Replied to Bye-bye, Google+ — but what next? by John Carlos Baez (Google+)

Google+ is sliding downhill. A couple years ago my posts would garner comments from lots of smart people, leading to long and deep discussions. These days only a few stalwarts remain — a skeleton crew. I’ve copied most of my posts here to my website and blog. I mainly post here out of inertia: for certain purposes, I haven’t found anything better yet.

As for the reasons, I agree with +Gideon Rosenblatt’s analysis. Also read the many comments on his post! But the more important question is: what to do now?

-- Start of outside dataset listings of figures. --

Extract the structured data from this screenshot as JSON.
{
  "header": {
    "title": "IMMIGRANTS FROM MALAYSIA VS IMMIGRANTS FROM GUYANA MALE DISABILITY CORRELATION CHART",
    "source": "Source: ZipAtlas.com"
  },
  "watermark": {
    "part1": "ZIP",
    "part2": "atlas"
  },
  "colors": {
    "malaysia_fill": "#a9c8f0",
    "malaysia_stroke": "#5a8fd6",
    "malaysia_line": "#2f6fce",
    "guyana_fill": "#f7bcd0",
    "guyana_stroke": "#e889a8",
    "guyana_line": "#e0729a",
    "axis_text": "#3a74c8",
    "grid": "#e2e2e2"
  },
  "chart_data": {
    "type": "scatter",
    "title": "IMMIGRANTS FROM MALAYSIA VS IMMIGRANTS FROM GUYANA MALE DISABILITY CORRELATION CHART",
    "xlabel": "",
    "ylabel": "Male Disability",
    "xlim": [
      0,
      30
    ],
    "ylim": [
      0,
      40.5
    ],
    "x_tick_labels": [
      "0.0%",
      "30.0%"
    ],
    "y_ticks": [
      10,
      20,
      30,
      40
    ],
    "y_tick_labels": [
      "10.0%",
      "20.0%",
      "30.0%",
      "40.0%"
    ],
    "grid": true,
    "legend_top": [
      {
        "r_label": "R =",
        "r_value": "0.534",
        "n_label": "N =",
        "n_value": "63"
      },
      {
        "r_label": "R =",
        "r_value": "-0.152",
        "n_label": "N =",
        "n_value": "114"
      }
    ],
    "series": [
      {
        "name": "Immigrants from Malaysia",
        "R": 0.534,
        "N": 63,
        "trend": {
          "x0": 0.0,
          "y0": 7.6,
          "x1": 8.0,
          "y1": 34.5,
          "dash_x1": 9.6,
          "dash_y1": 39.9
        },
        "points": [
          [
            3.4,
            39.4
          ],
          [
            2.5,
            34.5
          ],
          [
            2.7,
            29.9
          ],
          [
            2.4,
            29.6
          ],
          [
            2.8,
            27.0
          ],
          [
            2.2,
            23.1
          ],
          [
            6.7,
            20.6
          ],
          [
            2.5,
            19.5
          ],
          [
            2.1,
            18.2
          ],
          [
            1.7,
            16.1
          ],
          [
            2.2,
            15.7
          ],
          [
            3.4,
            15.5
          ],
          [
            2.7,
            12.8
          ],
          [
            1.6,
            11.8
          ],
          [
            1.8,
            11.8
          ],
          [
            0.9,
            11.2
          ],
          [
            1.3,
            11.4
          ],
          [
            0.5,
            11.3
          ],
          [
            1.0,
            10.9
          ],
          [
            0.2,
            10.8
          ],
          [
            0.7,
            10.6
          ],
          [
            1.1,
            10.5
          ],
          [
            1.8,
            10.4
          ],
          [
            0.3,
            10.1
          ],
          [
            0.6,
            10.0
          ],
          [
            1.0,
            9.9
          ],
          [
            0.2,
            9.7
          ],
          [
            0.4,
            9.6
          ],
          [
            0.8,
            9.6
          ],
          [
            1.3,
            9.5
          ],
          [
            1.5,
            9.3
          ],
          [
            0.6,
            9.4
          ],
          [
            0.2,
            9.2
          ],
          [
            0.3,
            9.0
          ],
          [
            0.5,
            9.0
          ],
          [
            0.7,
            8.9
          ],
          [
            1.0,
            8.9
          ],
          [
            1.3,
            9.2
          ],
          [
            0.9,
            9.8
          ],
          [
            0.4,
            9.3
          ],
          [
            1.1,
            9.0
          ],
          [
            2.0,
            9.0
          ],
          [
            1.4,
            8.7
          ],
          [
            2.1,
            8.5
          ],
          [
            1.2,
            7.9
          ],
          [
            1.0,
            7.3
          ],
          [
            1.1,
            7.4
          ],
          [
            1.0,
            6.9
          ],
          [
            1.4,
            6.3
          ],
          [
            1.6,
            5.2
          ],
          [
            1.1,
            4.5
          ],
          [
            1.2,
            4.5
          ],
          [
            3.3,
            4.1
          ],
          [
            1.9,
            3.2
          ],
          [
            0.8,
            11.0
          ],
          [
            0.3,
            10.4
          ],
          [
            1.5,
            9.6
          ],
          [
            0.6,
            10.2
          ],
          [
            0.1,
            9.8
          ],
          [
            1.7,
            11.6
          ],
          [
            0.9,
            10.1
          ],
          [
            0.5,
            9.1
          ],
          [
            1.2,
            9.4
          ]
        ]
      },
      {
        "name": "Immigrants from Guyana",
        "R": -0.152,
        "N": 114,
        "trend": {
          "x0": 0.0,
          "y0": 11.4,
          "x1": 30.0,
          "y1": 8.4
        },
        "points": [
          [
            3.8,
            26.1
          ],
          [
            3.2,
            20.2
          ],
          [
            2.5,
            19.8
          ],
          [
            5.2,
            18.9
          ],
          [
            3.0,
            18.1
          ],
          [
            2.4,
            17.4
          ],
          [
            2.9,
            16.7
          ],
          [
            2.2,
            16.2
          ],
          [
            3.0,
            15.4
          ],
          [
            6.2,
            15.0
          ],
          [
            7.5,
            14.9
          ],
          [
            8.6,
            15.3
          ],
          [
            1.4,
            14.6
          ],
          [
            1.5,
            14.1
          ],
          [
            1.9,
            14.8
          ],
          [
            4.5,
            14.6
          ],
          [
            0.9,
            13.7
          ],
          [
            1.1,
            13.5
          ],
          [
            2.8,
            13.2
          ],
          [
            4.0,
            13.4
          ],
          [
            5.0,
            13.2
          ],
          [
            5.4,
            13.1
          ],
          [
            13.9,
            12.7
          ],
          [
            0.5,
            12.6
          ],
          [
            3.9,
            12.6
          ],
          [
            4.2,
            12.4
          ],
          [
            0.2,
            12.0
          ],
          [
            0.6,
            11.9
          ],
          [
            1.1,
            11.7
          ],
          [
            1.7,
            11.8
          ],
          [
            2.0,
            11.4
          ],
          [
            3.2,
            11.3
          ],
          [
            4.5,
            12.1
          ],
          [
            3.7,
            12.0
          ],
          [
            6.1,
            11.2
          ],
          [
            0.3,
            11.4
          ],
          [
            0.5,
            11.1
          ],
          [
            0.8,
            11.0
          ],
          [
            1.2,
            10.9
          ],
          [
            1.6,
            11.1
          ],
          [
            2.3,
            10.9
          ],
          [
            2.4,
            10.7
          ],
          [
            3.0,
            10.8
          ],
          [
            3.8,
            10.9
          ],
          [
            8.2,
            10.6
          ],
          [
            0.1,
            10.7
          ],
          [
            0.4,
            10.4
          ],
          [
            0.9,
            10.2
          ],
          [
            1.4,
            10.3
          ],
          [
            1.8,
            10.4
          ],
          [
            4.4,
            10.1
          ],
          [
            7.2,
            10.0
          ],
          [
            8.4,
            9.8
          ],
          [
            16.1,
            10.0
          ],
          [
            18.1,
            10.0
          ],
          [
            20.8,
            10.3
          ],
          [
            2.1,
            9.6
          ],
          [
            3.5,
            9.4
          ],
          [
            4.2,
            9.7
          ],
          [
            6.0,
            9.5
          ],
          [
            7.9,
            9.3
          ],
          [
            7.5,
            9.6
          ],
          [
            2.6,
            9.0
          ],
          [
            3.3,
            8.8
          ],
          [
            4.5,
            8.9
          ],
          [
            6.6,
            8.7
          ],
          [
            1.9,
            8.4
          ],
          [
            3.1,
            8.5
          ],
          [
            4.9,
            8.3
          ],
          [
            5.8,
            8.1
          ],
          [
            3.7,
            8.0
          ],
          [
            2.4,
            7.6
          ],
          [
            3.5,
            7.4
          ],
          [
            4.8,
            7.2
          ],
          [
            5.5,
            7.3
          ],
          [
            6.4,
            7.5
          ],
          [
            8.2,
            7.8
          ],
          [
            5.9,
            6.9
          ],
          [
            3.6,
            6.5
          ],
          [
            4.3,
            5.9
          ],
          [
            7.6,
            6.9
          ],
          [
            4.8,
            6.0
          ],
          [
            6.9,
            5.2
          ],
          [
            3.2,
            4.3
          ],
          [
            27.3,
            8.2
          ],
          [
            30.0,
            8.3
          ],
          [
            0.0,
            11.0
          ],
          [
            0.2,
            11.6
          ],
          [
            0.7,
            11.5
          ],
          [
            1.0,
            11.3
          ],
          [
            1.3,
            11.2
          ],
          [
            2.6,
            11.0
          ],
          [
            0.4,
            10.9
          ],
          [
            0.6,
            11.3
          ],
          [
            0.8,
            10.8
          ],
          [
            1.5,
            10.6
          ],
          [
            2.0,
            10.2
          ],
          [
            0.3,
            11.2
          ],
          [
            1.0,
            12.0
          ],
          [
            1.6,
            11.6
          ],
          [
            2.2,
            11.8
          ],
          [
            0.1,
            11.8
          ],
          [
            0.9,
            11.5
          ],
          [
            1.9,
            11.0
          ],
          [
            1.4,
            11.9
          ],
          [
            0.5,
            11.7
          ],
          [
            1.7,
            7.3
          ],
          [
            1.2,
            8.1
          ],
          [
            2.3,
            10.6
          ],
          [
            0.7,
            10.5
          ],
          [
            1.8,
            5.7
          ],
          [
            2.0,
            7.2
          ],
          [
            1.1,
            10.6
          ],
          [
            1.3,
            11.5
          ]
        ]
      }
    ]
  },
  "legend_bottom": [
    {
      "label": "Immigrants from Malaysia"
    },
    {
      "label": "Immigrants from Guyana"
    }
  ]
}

Instead of whining about our masters, we should be our own masters — and unleash our creative energies! A bottom-up approach, run by all of us, could be better than top-down corporate control. A diverse, flexible federation could be better than a single unified platform.

Mastodon
I’ve been watching or on Mastodon since about October of last year. While it does have some interesting/useful features that differentiate it from the rest of the corporate silos, in some senses it’s got worse problems.
Average users are still putting blind trust in the (mostly/completely anonymous) administrators of the individual federated versions–and these are even more likely than well financed corporations, which have some reputation to maintain, to do questionable things with your data. These individuals are also taking on the financial burden of hosting and storing all their users’ data in addition to continually building and maintaining the platform itself. As a result, you’re setting yourself up for potential disappointment yet again, unless you’re going to set up and run your own Mastodon instance. (Especially since there’s no contract for them to maintain their instance on your behalf–they could literally turn it off tomorrow if they liked. Here’s link to a great article comparing and contrasting how well or poorly some communities are run to give you an idea of how drastically different they can be.)
Micro.blog
Since January I’ve also been following a project called Micro.blog which is expected to be released in Beta next Monday, April 24th to its Kickstarter backers. It’s an inexpensive paid service that will provide a domain and hosting to those who don’t want to manage those things themselves. Most importantly, it is built on open protocols with a decentralized architecture which will give you greater control of both your identity online, but also ownership of your data. Because of its structure, it’ll also be inter-operable with other platforms like WordPress. In some senses, it takes the Mastodon federation structure and flattens it down an addition level to the point that it’s much easier for the average user to have their own personal version of the service so they’re more self-reliant in many respects and far less reliant on corporate entities. Since it’s a paid service, the level of service will likely be better than the free services offered by silos like G+ where the user (and their data) ultimately become the product.
Indieweb
This said, I still believe a more future-proof long-term alternative is to have your own domain and post your content on it first. This will still allow you to syndicate it out to one or more social media silos to reach individual audiences who still choose to use them. Because it’s your own site, you’re far less constrained by what an outside corporation might dictate, and you have a lot more freedom and control.
John, since I’d mentioned the indieweb movement to you last, it’s come a long way, particularly on CMS platforms like WordPress and Known which both support the W3C spec for webmentions (you can now use your own website to @mention people all across the web who also support the spec), and can use Brid.gy to backfeed all the interactions (comments, likes) you have on Facebook, Twitter, Google+, Instagram, and Flickr back to your original post so it appears the entire conversation around your content is on your own site. Last week I actually wrote a small piece about setting up functionality for having @mentions from Twitter come back to my own website, which is just a small piece of this type of functionality.
When you (or others) have time to chat about potentially implementing something like this, I’m happy to walk you though a few demos and help you set things up to better support all this new open technology.
If anyone wants to test-drive WithKnown, I’ve set up an open instance at http://known.boffosocko.com where you can register and try out some of the basic functionality. I haven’t completely finished setting up all the configuration options for the major social media sites including a new one for Mastodon, but the settings should allow one to OAuth with Twitter to cross-post content there and then one can register (in the settings) with Brid.gy to backfeed replies and likes. I’ll also recommend installing the browser bookmarklet to make interacting with it easier for bookmarking and replying to things.